Contact office is: AKs fail to resolve despite treatment, or if you delvelop a side effect from therapy, such as unbearable crusting, scabbing, redness and tenderness.

Plan: Liquid Nitrogen Multi
A total of 10 lesions were treated with Liquid nitro for 1 free-thaw cycle, located on the arm, face, adn ear. The patient's consent was obtained including and not limited to risks.

2. Squamous Cell Carcinoma
Erythematous tender nodule with hyperkeratoric scale locatedo nt he right dorsal wrist.

Plan: Counseling.
I counseled patient regarding the following:
Instructions: Squamous Cell Carcinoma can be removed via surgical excision, mohs surgery or XRT. Low risk or superficially invasive SCCs on the trunk and extremities can be removed via ED&C although recurrences are higher than with excision.
Expectations: SCC are a form of skin cancer. Sun exposure, sunburns, radiation exposure, HPN exposure, immunosuppression are all risk factors.
Contact office if: patient develops any new lesions that fail to heal, ulcerate or bleed.
Plan: Cryosurgical destruction
Procedure Note:

A 0.9 cm SCC on the right dorsal wrist was treated with cryosurgical destruction. the surgical site was antiseptically prepared. The tumor was cryosurgically destroyed with LN with 2 freex thaw cycles for 3 minutes. The wound was cleaned and a dressing was applied. Patient received detailed post op instructions.
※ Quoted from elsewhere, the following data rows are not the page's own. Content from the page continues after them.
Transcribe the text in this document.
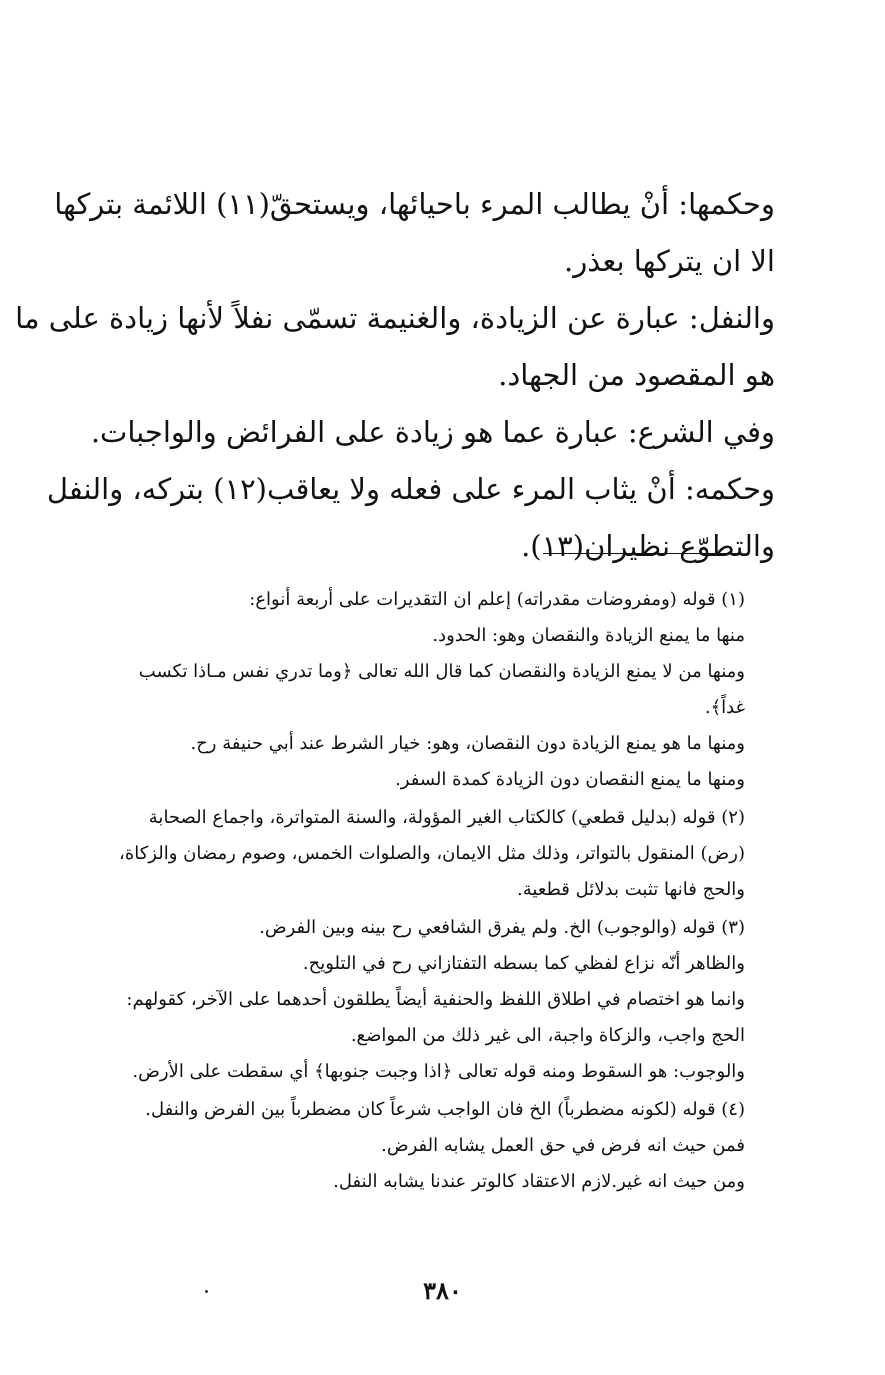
وحكمها: أنْ يطالب المرء باحيائها، ويستحقّ(١١) اللائمة بتركها

الا ان يتركها بعذر.

والنفل: عبارة عن الزيادة، والغنيمة تسمّى نفلاً لأنها زيادة على ما

هو المقصود من الجهاد.

وفي الشرع: عبارة عما هو زيادة على الفرائض والواجبات.

وحكمه: أنْ يثاب المرء على فعله ولا يعاقب(١٢) بتركه، والنفل

والتطوّع نظيران(١٣).

(١) قوله (ومفروضات مقدراته) إعلم ان التقديرات على أربعة أنواع:

منها ما يمنع الزيادة والنقصان وهو: الحدود.

ومنها من لا يمنع الزيادة والنقصان كما قال الله تعالى ﴿وما تدري نفس مـاذا تكسب

غداً﴾.

ومنها ما هو يمنع الزيادة دون النقصان، وهو: خيار الشرط عند أبي حنيفة رح.

ومنها ما يمنع النقصان دون الزيادة كمدة السفر.

(٢) قوله (بدليل قطعي) كالكتاب الغير المؤولة، والسنة المتواترة، واجماع الصحابة

(رض) المنقول بالتواتر، وذلك مثل الايمان، والصلوات الخمس، وصوم رمضان والزكاة،

والحج فانها تثبت بدلائل قطعية.

(٣) قوله (والوجوب) الخ. ولم يفرق الشافعي رح بينه وبين الفرض.

والظاهر أنّه نزاع لفظي كما بسطه التفتازاني رح في التلويح.

وانما هو اختصام في اطلاق اللفظ والحنفية أيضاً يطلقون أحدهما على الآخر، كقولهم:

الحج واجب، والزكاة واجبة، الى غير ذلك من المواضع.

والوجوب: هو السقوط ومنه قوله تعالى ﴿اذا وجبت جنوبها﴾ أي سقطت على الأرض.

(٤) قوله (لكونه مضطرباً) الخ فان الواجب شرعاً كان مضطرباً بين الفرض والنفل.

فمن حيث انه فرض في حق العمل يشابه الفرض.

ومن حيث انه غير.لازم الاعتقاد كالوتر عندنا يشابه النفل.

٣٨٠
SuperCoder Answered Mon 29th of February, 2016 10:16:54 AM

Thanks for the Query

For detailed HPI we need 4 points in History. Please let me know how you are calculating the same and for the billing of new patient code with procedure code documentation given here support two separate diagnosis code that is enough for the same hence it seems no billing issue.Please share if your payer has some specific guidelines for the billing of Evaluation and management code with the procedure code or the denial reason specified by the payer.

Marlene Posted Mon 29th of February, 2016 23:05:47 PM

The dx codes for the e/m is the same as the dx codes on the procedures CPT codes. I am guided that you need to show that your providing above the normal documentation for the procedures. Each procedure has part of an e/m in the billed amount. Can you say that the HPI has enough documentation to support the e/m? I have Location (helix), Severity(mild), Duration (3 mths), associated signs and symptoms (Red).
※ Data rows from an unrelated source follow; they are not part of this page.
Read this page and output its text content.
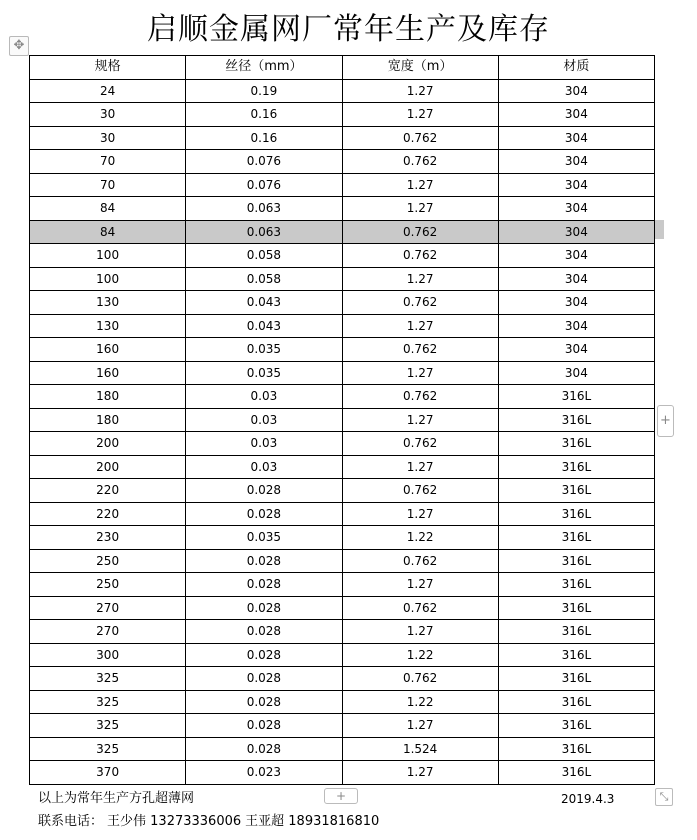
启顺金属网厂常年生产及库存
✥
规格	丝径（mm）	宽度（m）	材质
24	0.19	1.27	304
30	0.16	1.27	304
30	0.16	0.762	304
70	0.076	0.762	304
70	0.076	1.27	304
84	0.063	1.27	304
84	0.063	0.762	304
100	0.058	0.762	304
100	0.058	1.27	304
130	0.043	0.762	304
130	0.043	1.27	304
160	0.035	0.762	304
160	0.035	1.27	304
180	0.03	0.762	316L
180	0.03	1.27	316L
200	0.03	0.762	316L
200	0.03	1.27	316L
220	0.028	0.762	316L
220	0.028	1.27	316L
230	0.035	1.22	316L
250	0.028	0.762	316L
250	0.028	1.27	316L
270	0.028	0.762	316L
270	0.028	1.27	316L
300	0.028	1.22	316L
325	0.028	0.762	316L
325	0.028	1.22	316L
325	0.028	1.27	316L
325	0.028	1.524	316L
370	0.023	1.27	316L
+
+	⤡
以上为常年生产方孔超薄网	2019.4.3
联系电话： 王少伟 13273336006 王亚超 18931816810
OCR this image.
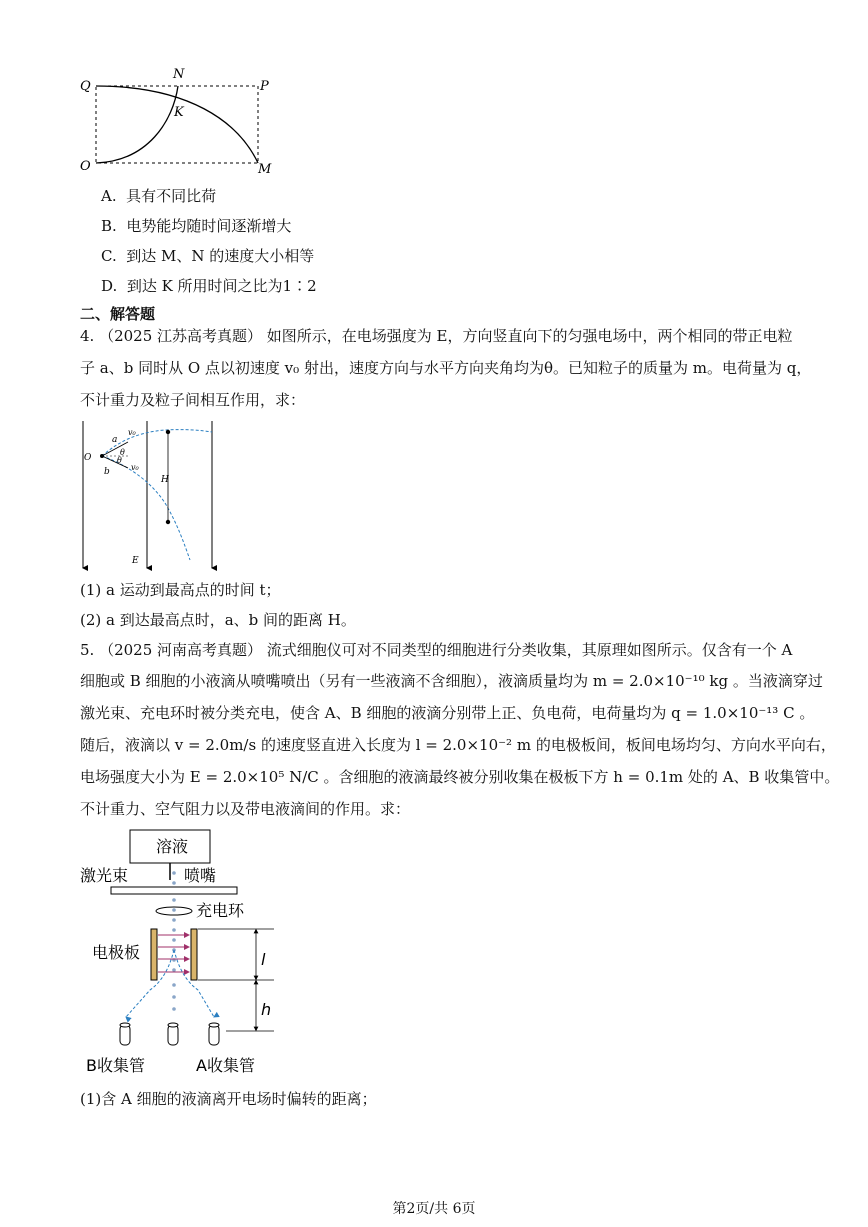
Q
N
P
K
O	M
A. 具有不同比荷
B. 电势能均随时间逐渐增大
C. 到达 M、N 的速度大小相等
D. 到达 K 所用时间之比为1∶2
二、解答题
4. （2025 江苏高考真题） 如图所示，在电场强度为 E，方向竖直向下的匀强电场中，两个相同的带正电粒
子 a、b 同时从 O 点以初速度 v₀ 射出，速度方向与水平方向夹角均为θ。已知粒子的质量为 m。电荷量为 q，
不计重力及粒子间相互作用，求：
O
a
b
v₀
θ
θ
v₀
H
E
(1) a 运动到最高点的时间 t；
(2) a 到达最高点时，a、b 间的距离 H。
5. （2025 河南高考真题） 流式细胞仪可对不同类型的细胞进行分类收集，其原理如图所示。仅含有一个 A
细胞或 B 细胞的小液滴从喷嘴喷出（另有一些液滴不含细胞），液滴质量均为 m = 2.0×10⁻¹⁰ kg 。当液滴穿过
激光束、充电环时被分类充电，使含 A、B 细胞的液滴分别带上正、负电荷，电荷量均为 q = 1.0×10⁻¹³ C 。
随后，液滴以 v = 2.0m/s 的速度竖直进入长度为 l = 2.0×10⁻² m 的电极板间，板间电场均匀、方向水平向右，
电场强度大小为 E = 2.0×10⁵ N/C 。含细胞的液滴最终被分别收集在极板下方 h = 0.1m 处的 A、B 收集管中。
不计重力、空气阻力以及带电液滴间的作用。求：
溶液
激光束	喷嘴
充电环
电极板	l
h
B收集管	A收集管
(1)含 A 细胞的液滴离开电场时偏转的距离；
第2页/共 6页
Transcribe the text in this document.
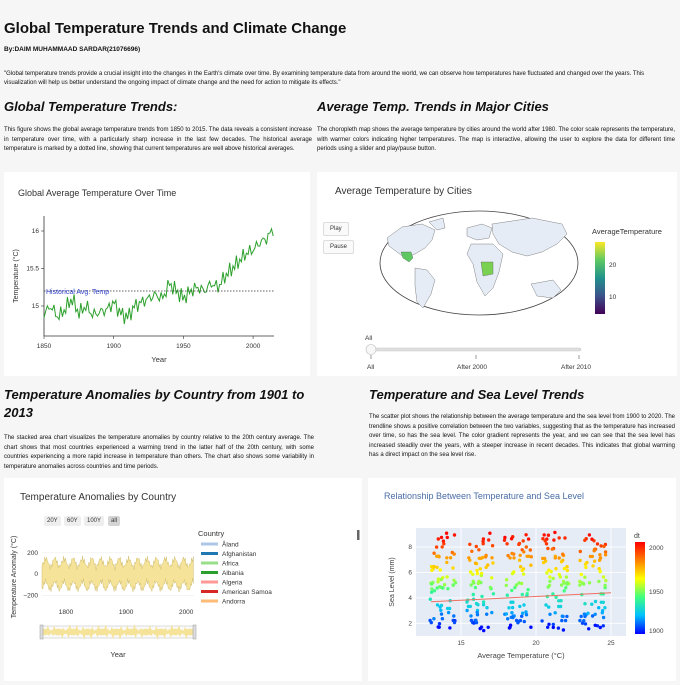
Global Temperature Trends and Climate Change
By:DAIM MUHAMMAAD SARDAR(21076696)

"Global temperature trends provide a crucial insight into the changes in the Earth's climate over time. By examining temperature data from around the world, we can observe how temperatures have fluctuated and changed over the years. This visualization will help us better understand the ongoing impact of climate change and the need for action to mitigate its effects."

Global Temperature Trends:

This figure shows the global average temperature trends from 1850 to 2015. The data reveals a consistent increase in temperature over time, with a particularly sharp increase in the last few decades. The historical average temperature is marked by a dotted line, showing that current temperatures are well above historical averages.

Average Temp. Trends in Major Cities

The choropleth map shows the average temperature by cities around the world after 1980. The color scale represents the temperature, with warmer colors indicating higher temperatures. The map is interactive, allowing the user to explore the data for different time periods using a slider and play/pause button.

Global Average Temperature Over Time
1850	1900	1950	2000
15
15.5
16
Year
Temperature (°C)	Historical Avg. Temp
Average Temperature by Cities
Play
Pause
AverageTemperature
20
10
All
All	After 2000	After 2010
Temperature Anomalies by Country from 1901 to 2013

The stacked area chart visualizes the temperature anomalies by country relative to the 20th century average. The chart shows that most countries experienced a warming trend in the latter half of the 20th century, with some countries experiencing a more rapid increase in temperature than others. The chart also shows some variability in temperature anomalies across countries and time periods.

Temperature and Sea Level Trends

The scatter plot shows the relationship between the average temperature and the sea level from 1900 to 2020. The trendline shows a positive correlation between the two variables, suggesting that as the temperature has increased over time, so has the sea level. The color gradient represents the year, and we can see that the sea level has increased steadily over the years, with a steeper increase in recent decades. This indicates that global warming has a direct impact on the sea level rise.

Temperature Anomalies by Country
20Y	60Y	100Y	all
200
0
−200
1800	1900	2000
Temperature Anomaly (°C)
Year
Country
Åland
Afghanistan
Africa
Albania
Algeria
American Samoa
Andorra
Relationship Between Temperature and Sea Level
15	20	25
2
4
6
8
Average Temperature (°C)
Sea Level (mm)
dt
2000
1950
1900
SuperCoder Answered Tue 01st of March, 2016 09:06:15 AM

Thanks for the Query

E&M services on the same date of service as the minor surgicalprocedure are included in the payment for the procedure. The decision to perform a minor surgical procedure is included in the payment for the minor surgical procedure and should not be reported separately as an E&M
service. However, a significant and separately identifiable E&M service unrelated to the decision to perform the minor surgical procedure is separately reportable with modifier 25. The E&M service and minor surgical procedure do not require different diagnoses.